Do sali wszedł jakiś Twi'lek z mnóstwem błękitnych uniformów i wielkim pudłem hełmów.

Pani Cantimo skinęła głową i wzięła do ręki miarę krawiecką.

- Proszę się ustawić w kolejce i, błagam, nie rozbierajcie się na środku klasy.

Kadeci po kolei podchodzili do instruktorki, żeby odhaczyć się na liście, a nauczycielka zdejmowała z nich miary i podawała właściwy mundur i pasujący hełm.

Po paru minutach przyszła kolej na Shawna.

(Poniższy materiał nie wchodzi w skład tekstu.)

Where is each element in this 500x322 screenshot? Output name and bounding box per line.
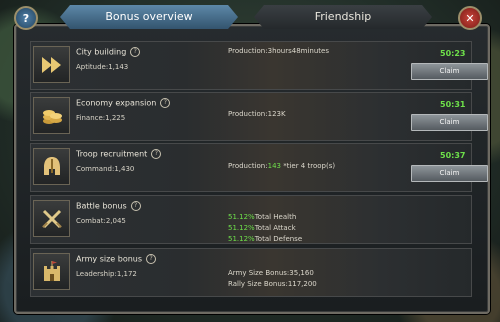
row-title: Troop recruitment? [76,149,162,159]
info-icon[interactable]: ? [130,47,141,57]
info-icon[interactable]: ? [146,254,157,264]
question-icon: ? [22,11,30,25]
claim-button[interactable]: Claim [411,114,488,131]
army-size-bonus: Army Size Bonus:35,160 [228,269,314,277]
army-bonus-list: Army Size Bonus:35,160 Rally Size Bonus:… [228,268,317,290]
help-button[interactable]: ? [14,6,38,30]
timer: 50:23 [440,49,466,58]
info-icon[interactable]: ? [130,201,141,211]
row-stat: Leadership:1,172 [76,270,137,278]
bonus-defense: 51.12%Total Defense [228,235,303,243]
row-title: City building? [76,47,141,57]
row-army-size-bonus: Army size bonus? Leadership:1,172 Army S… [30,248,472,297]
row-stat: Command:1,430 [76,165,135,173]
coins-icon [33,97,70,134]
close-button[interactable]: ✕ [458,6,482,30]
row-stat: Finance:1,225 [76,114,126,122]
fast-forward-icon [33,46,70,83]
info-icon[interactable]: ? [160,98,171,108]
tab-friendship[interactable]: Friendship [254,5,432,29]
claim-button[interactable]: Claim [411,63,488,80]
helmet-icon [33,148,70,185]
row-battle-bonus: Battle bonus? Combat:2,045 51.12%Total H… [30,195,472,244]
castle-flag-icon [33,253,70,290]
production-text: Production:123K [228,110,286,118]
close-icon: ✕ [465,11,475,25]
timer: 50:31 [440,100,466,109]
row-troop-recruitment: Troop recruitment? Command:1,430 Product… [30,143,488,192]
tab-bonus-overview[interactable]: Bonus overview [60,5,238,29]
row-stat: Aptitude:1,143 [76,63,129,71]
production-text: Production:3hours48minutes [228,47,329,55]
row-city-building: City building? Aptitude:1,143 Production… [30,41,488,90]
bonus-attack: 51.12%Total Attack [228,224,296,232]
claim-button[interactable]: Claim [411,165,488,182]
row-title: Battle bonus? [76,201,141,211]
row-economy-expansion: Economy expansion? Finance:1,225 Product… [30,92,488,141]
production-text: Production:143 *tier 4 troop(s) [228,162,336,170]
bonus-health: 51.12%Total Health [228,213,297,221]
info-icon[interactable]: ? [151,149,162,159]
crossed-swords-icon [33,200,70,237]
row-title: Army size bonus? [76,254,157,264]
row-title: Economy expansion? [76,98,171,108]
rally-size-bonus: Rally Size Bonus:117,200 [228,280,317,288]
tab-bar: Bonus overview Friendship [60,5,440,29]
row-stat: Combat:2,045 [76,217,126,225]
bonus-list: 51.12%Total Health 51.12%Total Attack 51… [228,212,302,245]
timer: 50:37 [440,151,466,160]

- Shawn Skywalker – przedstawił się.

- Skywalker... Wiesz, że masz takie same nazwisko jak jeden z Mistrzów Jedi?

Shawn przewrócił oczami.

- Tak... to mój brat...

- Rozumiem – odparła nauczycielka i zdjęła miarę. Po chwili wyciągnęła mundur. – Powiem ci, że to najmniejszy rozmiar, jaki mamy – roześmiała się.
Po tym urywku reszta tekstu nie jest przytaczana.